Relations - 7
Transitive Closure
Given a binary relation $R$ on a set $A$ the transitive closure $R^*$ of $R$ is the (uniquely determined) relation on $A$ with the following properties:
- $R^*$ is transitive.
-
$R\subseteq R^*$.
All links you find in $R$ you should also find in $R^*$.
- If $S$ is a transitive relation on $A$ and $R\subseteq S$, then $R^*\subseteq S$.
Simple Example
You are given the following links. What links are missing to make the relation transitive.
graph LR
a((a)) --> b((b))
b --> c((c))
As there is an arrow from $a$ to $b$ and an arrow from $b$ to $c$ there should be and arrow from $a$ to $c$ to make this transitive.
graph LR
a((a)) --> b((b))
b --> c((c))
a -.-> c
Example 1
Let $A=\{1,2,3\}$. Find the transitive closure of:
\[R=\{(1,1),(1,2),(1,3),(2,3),(3,1)\}\]This relation has the following graph:
graph LR
1((1)) --> 1
1 --> 2((2))
1 --> 3((3))
2 --> 3
3 --> 1
You should add the following links:
graph LR
1((1)) --> 1
1 --> 2((2))
1 --> 3((3))
2 --> 1
3 --> 2
2 --> 3
3 --> 1
3 --> 3
2 --> 2
Transitivity and Composition
A relation $S$ is transitive if and only if $S\circ S\subseteq S$. This is because:
\[S\circ S=\{(a,c)\vert \text{ exists } b \text{ such that } aSb \text{ and } bSc\}\]This is the definition of what the composition of a relation is.
Let $S$ be a relation. Set $S^1=S,S^2=S\circ S,S^3=S\circ S\circ S\circ S$ and so on.
Theorem
Denote by $S^$ the transitive closure of $S$. Then $xS^y$ if and only if there exists $n>0$ such that $xS^ny$.
This theorem states that by repeating Warshall’s algorithm on your matrix until there is no change then you will reach transitive closure for that relational matrix.
Transitive Closure in Matrix Form
The relation $R$ on the set $A=\{1,2,3,4,5\}$ is represented by the matrix:
\[\begin{bmatrix} 1&0&0&1&0\\ 0&1&0&0&1\\ 0&0&1&0&0\\ 1&0&1&0&0\\ 0&1&0&1&0 \end{bmatrix}\]Determine the matrix $R\circ R$ and hence explain why $R$ is not transitive.

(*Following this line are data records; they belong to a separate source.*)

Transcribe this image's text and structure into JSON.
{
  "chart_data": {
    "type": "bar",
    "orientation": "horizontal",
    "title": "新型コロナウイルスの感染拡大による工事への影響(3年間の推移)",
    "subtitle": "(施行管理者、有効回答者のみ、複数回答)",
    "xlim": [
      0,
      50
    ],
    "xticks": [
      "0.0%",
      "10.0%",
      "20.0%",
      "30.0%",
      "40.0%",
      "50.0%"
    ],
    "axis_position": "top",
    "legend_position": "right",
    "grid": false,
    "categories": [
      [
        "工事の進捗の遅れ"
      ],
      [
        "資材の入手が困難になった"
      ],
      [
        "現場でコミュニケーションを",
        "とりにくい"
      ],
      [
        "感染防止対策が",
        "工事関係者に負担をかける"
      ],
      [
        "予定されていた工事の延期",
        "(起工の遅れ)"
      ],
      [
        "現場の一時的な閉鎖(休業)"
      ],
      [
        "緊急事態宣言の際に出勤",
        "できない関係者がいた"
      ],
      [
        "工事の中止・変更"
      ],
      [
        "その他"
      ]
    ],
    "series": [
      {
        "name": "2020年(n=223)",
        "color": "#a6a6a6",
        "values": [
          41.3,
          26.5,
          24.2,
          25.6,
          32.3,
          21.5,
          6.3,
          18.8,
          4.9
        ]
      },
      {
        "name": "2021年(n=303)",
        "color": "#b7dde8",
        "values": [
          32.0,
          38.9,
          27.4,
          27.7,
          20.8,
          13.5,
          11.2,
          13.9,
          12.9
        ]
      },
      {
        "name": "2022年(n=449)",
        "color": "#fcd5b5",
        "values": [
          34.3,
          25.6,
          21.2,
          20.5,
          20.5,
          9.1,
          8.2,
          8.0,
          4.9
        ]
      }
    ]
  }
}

To compute this we transpose the row $i$ onto the column $j$ and see if there are two ones in the same position. If this is the case then the resultant matrix has a 1 in row $i$ and column $j$. If not then there is a zero:
\[\begin{aligned} &\begin{bmatrix} 1&0&0&1&0\\ 0&1&0&0&1\\ 0&0&1&0&0\\ 1&0&1&0&0\\ 0&1&0&1&0 \end{bmatrix} \begin{bmatrix} 1&0&0&1&0\\ 0&1&0&0&1\\ 0&0&1&0&0\\ 1&0&1&0&0\\ 0&1&0&1&0 \end{bmatrix}\\ =&\begin{bmatrix} 1&0&1&1&0\\ 0&1&0&1&1\\ 0&0&1&0&0\\ 1&0&1&1&0\\ 1&1&1&0&1 \end{bmatrix} \end{aligned}\]$R$ is not transitive as $R^2\neq R$
This is the same as Warshall’s Algorithm. In this algorithm you iterate through every item in each column and row and each column and row. If there is a match you put a 1 in the resultant matrix and if there is not then you put a 0.